Impossible that the game’s highest-paid pitcher is talented. No. There’s always got to be something going on here.
During Sunday’s dominant return to form, a Twitter genius ignited a flame and accused Gerrit Cole of wiping a darkened spot on his buttocks to gain extra traction on the baseball. It’s a great tweet and a great video, featuring Cole wiping his pants exactly once (otherwise known as “overwhelming evidence”), but that didn’t stop it from being catnip to the haters.
But, instead of showing you that, here are Cole’s 6.2 dominant innings, otherwise known as “What Actually Happened.”
Yankees ace Gerrit Cole dominated Guardians, did not wipe butt and touch sticky stuff.
Predictably, the discourse was astoundingly dumb on Sunday afternoon, as suspicious fans of other teams flailed to explain why, exactly, Cole had found himself after three tough starts to begin the season.

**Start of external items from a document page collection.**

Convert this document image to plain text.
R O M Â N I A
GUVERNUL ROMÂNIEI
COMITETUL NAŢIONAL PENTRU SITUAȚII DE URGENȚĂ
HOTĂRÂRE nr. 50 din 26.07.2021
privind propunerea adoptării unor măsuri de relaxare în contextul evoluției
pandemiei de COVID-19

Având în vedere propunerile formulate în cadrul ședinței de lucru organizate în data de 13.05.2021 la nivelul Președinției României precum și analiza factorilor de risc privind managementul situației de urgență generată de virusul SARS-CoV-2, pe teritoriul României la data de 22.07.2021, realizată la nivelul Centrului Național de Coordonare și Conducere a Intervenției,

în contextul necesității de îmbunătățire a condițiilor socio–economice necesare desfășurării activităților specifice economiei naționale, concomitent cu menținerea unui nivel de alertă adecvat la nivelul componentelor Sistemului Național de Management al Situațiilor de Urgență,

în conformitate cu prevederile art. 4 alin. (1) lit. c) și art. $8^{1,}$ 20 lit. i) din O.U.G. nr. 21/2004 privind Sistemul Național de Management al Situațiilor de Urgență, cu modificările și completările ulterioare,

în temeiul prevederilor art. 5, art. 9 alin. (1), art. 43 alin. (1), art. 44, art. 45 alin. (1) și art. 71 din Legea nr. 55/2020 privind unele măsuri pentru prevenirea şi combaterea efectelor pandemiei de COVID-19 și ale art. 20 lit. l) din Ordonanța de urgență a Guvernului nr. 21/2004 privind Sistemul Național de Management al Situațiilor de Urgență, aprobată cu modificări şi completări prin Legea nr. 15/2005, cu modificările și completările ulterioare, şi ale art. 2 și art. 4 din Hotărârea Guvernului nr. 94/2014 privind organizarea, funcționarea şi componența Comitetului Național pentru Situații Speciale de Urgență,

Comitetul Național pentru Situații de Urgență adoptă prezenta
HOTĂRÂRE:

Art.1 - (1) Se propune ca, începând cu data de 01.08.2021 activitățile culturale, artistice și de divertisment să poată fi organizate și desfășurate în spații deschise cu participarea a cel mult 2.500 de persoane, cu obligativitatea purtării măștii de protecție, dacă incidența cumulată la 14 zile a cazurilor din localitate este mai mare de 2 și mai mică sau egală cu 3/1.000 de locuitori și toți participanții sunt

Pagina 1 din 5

After all, the conditions weren’t ideal Sunday. Saturday’s game ended with the Guardians out for blood, led by Myles Straw in an effort to strike back at the classless fans who tossed trash on the field after a walk-off Yankees win. If Billy Crystal’s too-long cameo threw Cole off, surely that added pressure would do a number on him, too.
Nope. Not at all.
The spin rate numbers don’t lie, either. Nothing in the data indicated an unreasonable jump in his stats, and Cole was able to maintain his 2019 velocity and extension with 50 fewer average RPMs of spin on Sunday. In other words, he’s figuring it out naturally.
This will be a repetitive cycle on Twitter for as long as Cole’s active and available. Every time Cole stumbles, fans will crow in unison. Every time he succeeds, misinformation tweets like this will circulate endlessly.
As long as fans have to deal with Cole’s reputation, the least he could do is dominate, though. It’s only fair.